News – When the Sleepless Goat closed in Kingston, many were upset; the downtown coffee collective was always thought of as an inclusive and inviting space and many were sad to see it go. Luckily, a new deli is hoping to bring those same types of aspects to their own space and maybe even attract some of the Goat’s old customers.
The Lil’ Yellow Deli, plans to open in Kingston in June and one of its owners, Jason Shinduke, hopes it will bring love and acceptance to all those who frequent the establishment.
“We are a group of families that are working together,” he explained. “We are part of the Twelve Tribes and our focus and goal is love. We want to express love and we want to manifest love. We care and we want to have care for each other and have respect; we want to bring that to people through the restaurant.”
The Twelve Tribes network of communities has been around for almost 45 years. The groups in Canada were mainly in British Columbia and Alberta until a few years ago when they travelled to Kingston for a Tall Ships event. They made contacts in the area and soon members fell in love with the Limestone City and started their own community.
Shinduke is part of that community and lives with two families and a bunch of single members on a farm off of Abbey Dawn Road in Kingston.
“In our community, we believe in traditional, basic things. We believe in the bible, we don’t have any alternative text, but we want to get back to the roots of a real simple faith that produces an action,” he said. “That action is an expression of the creator’s heart to you in a way that you can tangibly feel it. We focus more on action than words and we work and grow together.”
When Twelve Tribes groups originally formed, they purchased a restaurant to help them connect and grow together. They needed to make some money, but they also wanted to do it together.
“The very first café we had was called the Yellow Deli. A restaurant was the perfect place for the community to be together because anyone can learn to make a sandwich or wash dishes and they could all work together,” said Shinduke. “The materials were sourced from wherever and the paint was yellow so the name came from that. It symbolizes our resourcefulness, that close to the ground connection and remembering what life is all about.”

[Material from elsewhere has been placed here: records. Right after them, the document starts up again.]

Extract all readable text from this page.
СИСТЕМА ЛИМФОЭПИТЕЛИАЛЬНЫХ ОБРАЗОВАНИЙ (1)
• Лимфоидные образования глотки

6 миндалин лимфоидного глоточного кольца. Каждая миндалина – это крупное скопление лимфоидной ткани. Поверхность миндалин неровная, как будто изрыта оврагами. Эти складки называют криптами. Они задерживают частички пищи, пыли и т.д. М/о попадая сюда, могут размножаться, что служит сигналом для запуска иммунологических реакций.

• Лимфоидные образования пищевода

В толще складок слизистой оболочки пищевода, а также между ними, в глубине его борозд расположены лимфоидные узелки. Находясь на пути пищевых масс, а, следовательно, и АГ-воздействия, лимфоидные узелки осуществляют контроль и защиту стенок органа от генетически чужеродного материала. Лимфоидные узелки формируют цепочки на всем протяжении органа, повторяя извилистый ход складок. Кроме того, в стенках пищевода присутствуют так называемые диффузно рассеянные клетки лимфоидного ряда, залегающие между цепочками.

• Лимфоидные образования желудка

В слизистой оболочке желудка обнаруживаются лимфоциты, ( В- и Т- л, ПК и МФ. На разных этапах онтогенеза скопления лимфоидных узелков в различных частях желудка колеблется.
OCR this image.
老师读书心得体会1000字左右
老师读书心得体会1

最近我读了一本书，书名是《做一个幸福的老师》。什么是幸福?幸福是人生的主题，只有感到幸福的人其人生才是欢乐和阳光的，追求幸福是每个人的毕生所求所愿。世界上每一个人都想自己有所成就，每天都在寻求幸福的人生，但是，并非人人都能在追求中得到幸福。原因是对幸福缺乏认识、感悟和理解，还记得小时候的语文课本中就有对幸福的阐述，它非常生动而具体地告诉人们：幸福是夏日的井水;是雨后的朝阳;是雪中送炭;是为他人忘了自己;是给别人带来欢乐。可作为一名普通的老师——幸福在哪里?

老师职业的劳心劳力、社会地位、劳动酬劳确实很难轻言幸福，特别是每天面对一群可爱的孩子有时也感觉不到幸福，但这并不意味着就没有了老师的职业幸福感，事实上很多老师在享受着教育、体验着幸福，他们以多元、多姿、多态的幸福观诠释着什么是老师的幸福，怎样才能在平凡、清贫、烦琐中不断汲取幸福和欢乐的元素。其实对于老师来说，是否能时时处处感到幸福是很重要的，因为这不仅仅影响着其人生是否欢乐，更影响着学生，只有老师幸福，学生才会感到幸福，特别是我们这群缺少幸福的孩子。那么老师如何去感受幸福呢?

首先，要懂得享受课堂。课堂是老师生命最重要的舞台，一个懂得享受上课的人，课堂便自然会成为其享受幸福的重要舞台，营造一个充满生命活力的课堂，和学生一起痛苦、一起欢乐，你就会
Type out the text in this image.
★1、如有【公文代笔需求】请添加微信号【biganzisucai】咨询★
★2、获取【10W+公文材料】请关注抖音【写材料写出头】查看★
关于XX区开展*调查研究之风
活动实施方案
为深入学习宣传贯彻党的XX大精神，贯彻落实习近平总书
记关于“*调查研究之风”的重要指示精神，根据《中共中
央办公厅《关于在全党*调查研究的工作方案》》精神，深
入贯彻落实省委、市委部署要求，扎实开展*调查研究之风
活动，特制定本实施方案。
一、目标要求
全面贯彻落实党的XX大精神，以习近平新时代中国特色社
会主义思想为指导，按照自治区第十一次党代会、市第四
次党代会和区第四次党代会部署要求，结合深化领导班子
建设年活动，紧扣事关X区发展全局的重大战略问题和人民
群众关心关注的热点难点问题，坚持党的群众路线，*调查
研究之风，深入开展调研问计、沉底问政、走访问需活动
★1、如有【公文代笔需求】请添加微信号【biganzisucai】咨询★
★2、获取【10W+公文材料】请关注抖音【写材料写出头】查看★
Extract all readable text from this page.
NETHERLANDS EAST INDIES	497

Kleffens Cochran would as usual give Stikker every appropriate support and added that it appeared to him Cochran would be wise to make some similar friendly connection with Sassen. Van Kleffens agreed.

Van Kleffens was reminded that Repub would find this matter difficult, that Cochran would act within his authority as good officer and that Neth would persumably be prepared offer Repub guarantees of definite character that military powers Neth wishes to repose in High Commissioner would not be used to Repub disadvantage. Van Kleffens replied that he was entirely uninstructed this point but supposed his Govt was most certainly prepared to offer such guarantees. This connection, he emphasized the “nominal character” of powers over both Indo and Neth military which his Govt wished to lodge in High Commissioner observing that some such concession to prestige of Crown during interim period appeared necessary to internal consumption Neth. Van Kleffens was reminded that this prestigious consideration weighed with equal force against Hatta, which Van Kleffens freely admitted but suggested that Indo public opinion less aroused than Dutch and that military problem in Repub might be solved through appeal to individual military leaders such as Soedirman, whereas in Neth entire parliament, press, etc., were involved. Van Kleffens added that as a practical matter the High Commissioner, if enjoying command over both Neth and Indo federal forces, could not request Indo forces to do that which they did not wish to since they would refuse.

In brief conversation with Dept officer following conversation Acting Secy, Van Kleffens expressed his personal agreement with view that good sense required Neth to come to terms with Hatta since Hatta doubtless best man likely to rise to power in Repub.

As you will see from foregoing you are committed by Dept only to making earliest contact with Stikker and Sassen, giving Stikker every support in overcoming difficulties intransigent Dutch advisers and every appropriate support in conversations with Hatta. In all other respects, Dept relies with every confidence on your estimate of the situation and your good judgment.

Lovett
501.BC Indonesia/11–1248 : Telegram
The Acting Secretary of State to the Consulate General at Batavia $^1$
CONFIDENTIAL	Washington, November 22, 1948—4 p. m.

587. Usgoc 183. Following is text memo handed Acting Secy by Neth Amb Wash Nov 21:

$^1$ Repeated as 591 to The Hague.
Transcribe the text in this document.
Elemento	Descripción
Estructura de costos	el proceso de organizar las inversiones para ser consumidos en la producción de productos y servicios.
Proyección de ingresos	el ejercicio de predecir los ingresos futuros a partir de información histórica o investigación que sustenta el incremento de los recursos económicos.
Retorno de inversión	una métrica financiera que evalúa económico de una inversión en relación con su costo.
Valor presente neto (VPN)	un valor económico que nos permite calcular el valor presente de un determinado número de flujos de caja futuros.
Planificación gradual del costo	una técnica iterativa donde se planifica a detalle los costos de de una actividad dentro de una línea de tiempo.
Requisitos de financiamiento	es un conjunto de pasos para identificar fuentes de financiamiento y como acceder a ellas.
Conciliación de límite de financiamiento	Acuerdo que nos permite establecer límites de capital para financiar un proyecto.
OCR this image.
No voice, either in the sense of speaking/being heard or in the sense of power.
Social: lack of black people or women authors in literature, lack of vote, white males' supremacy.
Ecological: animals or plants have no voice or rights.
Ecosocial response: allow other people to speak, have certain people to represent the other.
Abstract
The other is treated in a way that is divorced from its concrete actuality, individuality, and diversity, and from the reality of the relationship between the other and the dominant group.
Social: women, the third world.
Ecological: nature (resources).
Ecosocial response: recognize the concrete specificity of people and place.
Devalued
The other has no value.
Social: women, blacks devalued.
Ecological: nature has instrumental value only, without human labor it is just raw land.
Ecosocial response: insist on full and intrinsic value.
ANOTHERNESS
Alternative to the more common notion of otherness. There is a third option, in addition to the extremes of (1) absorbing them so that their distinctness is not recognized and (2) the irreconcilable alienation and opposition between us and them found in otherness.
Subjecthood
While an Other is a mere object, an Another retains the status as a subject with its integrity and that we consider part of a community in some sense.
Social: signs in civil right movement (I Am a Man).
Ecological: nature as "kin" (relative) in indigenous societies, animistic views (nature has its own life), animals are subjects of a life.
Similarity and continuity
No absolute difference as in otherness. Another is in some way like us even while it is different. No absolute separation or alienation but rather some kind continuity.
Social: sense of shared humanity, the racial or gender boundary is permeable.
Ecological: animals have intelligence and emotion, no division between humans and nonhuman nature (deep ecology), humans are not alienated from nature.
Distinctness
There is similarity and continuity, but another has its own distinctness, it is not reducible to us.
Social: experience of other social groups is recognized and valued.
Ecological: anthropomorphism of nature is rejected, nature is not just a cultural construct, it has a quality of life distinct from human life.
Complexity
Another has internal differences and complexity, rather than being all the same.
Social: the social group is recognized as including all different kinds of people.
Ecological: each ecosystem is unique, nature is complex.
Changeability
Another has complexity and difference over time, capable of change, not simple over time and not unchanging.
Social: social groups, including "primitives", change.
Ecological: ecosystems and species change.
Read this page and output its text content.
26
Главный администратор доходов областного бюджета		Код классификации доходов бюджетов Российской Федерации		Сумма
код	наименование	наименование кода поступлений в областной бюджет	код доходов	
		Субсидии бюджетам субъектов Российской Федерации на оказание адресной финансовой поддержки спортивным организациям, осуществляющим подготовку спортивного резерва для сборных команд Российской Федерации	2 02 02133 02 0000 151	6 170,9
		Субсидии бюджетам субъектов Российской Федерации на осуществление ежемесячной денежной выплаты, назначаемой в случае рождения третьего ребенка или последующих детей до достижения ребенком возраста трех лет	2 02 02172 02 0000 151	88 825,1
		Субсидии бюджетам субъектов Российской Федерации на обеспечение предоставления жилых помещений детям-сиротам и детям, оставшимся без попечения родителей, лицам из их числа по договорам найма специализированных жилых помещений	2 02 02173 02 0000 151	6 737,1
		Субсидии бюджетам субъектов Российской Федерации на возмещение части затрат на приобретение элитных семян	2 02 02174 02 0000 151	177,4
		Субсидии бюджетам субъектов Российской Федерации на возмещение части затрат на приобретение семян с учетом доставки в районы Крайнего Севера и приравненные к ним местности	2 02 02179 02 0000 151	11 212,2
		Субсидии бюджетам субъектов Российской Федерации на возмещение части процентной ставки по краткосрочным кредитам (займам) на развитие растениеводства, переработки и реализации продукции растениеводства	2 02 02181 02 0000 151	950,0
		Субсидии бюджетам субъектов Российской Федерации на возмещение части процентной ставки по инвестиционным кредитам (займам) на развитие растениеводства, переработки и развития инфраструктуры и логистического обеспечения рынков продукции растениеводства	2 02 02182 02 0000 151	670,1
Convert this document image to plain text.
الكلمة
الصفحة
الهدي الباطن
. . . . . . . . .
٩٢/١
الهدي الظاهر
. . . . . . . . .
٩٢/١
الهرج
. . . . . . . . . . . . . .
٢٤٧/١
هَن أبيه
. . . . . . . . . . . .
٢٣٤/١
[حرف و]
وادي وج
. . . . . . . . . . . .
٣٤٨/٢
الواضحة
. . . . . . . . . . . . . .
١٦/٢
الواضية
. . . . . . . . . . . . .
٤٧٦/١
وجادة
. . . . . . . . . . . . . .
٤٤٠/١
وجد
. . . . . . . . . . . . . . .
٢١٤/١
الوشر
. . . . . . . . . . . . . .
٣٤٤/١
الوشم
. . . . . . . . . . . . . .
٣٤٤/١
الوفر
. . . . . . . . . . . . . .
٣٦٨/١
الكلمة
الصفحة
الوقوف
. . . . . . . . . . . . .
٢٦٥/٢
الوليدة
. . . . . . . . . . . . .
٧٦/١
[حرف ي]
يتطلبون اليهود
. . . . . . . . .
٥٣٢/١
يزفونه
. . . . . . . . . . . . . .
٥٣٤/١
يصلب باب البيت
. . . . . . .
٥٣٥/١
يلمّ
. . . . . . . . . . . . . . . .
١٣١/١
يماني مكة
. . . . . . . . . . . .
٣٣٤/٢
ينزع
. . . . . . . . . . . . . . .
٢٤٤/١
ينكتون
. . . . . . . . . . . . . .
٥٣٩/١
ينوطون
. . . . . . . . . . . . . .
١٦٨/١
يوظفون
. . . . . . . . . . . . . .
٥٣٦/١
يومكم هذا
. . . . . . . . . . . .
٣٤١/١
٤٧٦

In Kingston, The Lil’ Yellow Deli, located at 647 Princess Street, is still under construction, but everything inside will be custom built with repurposed wood and a natural feel. The menu will also be very simple with soups, salads and sandwiches that are locally sourced.
“The food and drinks at the café will eventually be sourced from our farm, but not right now because we are just getting started,” said Shinduke. “Everything we do is homemade. We make all of our own breads and soups and we make a special South American tea. Our own fingerprint is on a lot of what we do.”
Shinduke hopes that the space will appeal to Queen’s students, especially since the deli is across the street from a major residence, and the residents of Kingston too.
“Our goal in the restaurant is for people to be able to come in and find a place where they are very comfortable, where people are accepted and taken care of and nourished and they feel good about it,” he said. “It is not a high-pressure business system and we aren’t doing it for the money. Our goal is more of an expression of love.”